JOHANN SEBASTIAN BACH (21 de marzo de 1685-28 de Julio de 1780)

por Iram De la Rochefoucault

Eisenach, la ciudad del Sacro Imperio Romano Germánico vio nacer en 1685 al Padre de la Música: Johann Sebastian Bach, el compositor que revolucionó la música de una manera que aún hoy día permanece. Es el compositor más influyente de todos los tiempos y para todas las generaciones y países, simplemente una especie de semidiós de la música, un ser eterno.

Nacido en una familia de músicos, todos sus antepasados se dedicaron a la música, era el oficio familiar, la tradición de los Bach. Los Bach eran una familia numerosa, sencilla, gente trabajadora y nada pretenciosa, aspiraban más que nada y como todos los músicos de su tiempo, a ser parte de los grupos de música en las capillas más importantes de las ciudades y tener el visto bueno de los nobles, los más ambiciosos podían ser directores o Kapellmeister (maestro de capilla). Desde joven Johann Sebastian demostró cualidades y aptitudes notables, además de ser apto para la interpretación, desarrolló algo mucho más importante: la habilidad y capacidad de composición musical.
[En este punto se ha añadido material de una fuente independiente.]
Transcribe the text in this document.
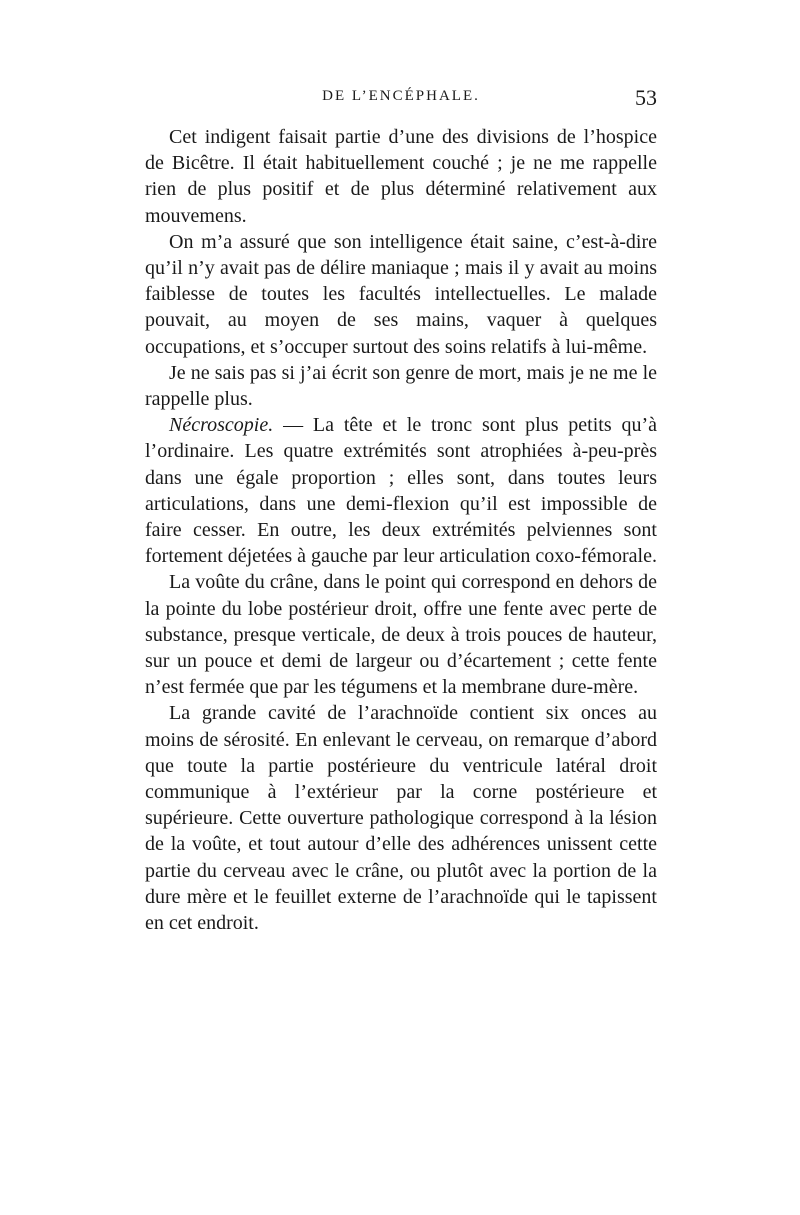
DE L’ENCÉPHALE.	53

Cet indigent faisait partie d’une des divisions de l’hospice de Bicêtre. Il était habituellement couché ; je ne me rappelle rien de plus positif et de plus déterminé relativement aux mouvemens.

On m’a assuré que son intelligence était saine, c’est-à-dire qu’il n’y avait pas de délire maniaque ; mais il y avait au moins faiblesse de toutes les facultés intellectuelles. Le malade pouvait, au moyen de ses mains, vaquer à quelques occupations, et s’occuper surtout des soins relatifs à lui-même.

Je ne sais pas si j’ai écrit son genre de mort, mais je ne me le rappelle plus.

Nécroscopie. — La tête et le tronc sont plus petits qu’à l’ordinaire. Les quatre extrémités sont atrophiées à-peu-près dans une égale proportion ; elles sont, dans toutes leurs articulations, dans une demi-flexion qu’il est impossible de faire cesser. En outre, les deux extrémités pelviennes sont fortement déjetées à gauche par leur articulation coxo-fémorale.

La voûte du crâne, dans le point qui correspond en dehors de la pointe du lobe postérieur droit, offre une fente avec perte de substance, presque verticale, de deux à trois pouces de hauteur, sur un pouce et demi de largeur ou d’écartement ; cette fente n’est fermée que par les tégumens et la membrane dure-mère.

La grande cavité de l’arachnoïde contient six onces au moins de sérosité. En enlevant le cerveau, on remarque d’abord que toute la partie postérieure du ventricule latéral droit communique à l’extérieur par la corne postérieure et supérieure. Cette ouverture pathologique correspond à la lésion de la voûte, et tout autour d’elle des adhérences unissent cette partie du cerveau avec le crâne, ou plutôt avec la portion de la dure mère et le feuillet externe de l’arachnoïde qui le tapissent en cet endroit.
Fue educado por su hermano Johann Christoph hacia los nueve años porque su padre murió. Sus facultades musicales se desarrollaron por un interés muy peculiar en ese pequeño Johann Sebastian, era tal su pensamiento y afición a la música que incluso por las noches deseaba practicar y estudiar y escribir notas musicales. Realmente había nacido para la música, no sólo por su destino familiar, sino porque su ser, su alma y mente se lo pedían. Él era un ser musical, definitivamente.

Su vida, estudios y experiencias tuvieron siempre la música como parte importante de su existencia. Perfeccionó su voz para ser parte de coros, aprendió el clavicémbalo como fundamento de su vida musical y compositora, pero cuando viajó a Hamburgo escuchó el Organo de Böhm en la Johanniskirche y se dedicó a aprender ese magnífico y magistral instrumento. Y sí, logró ser organista en Turingia.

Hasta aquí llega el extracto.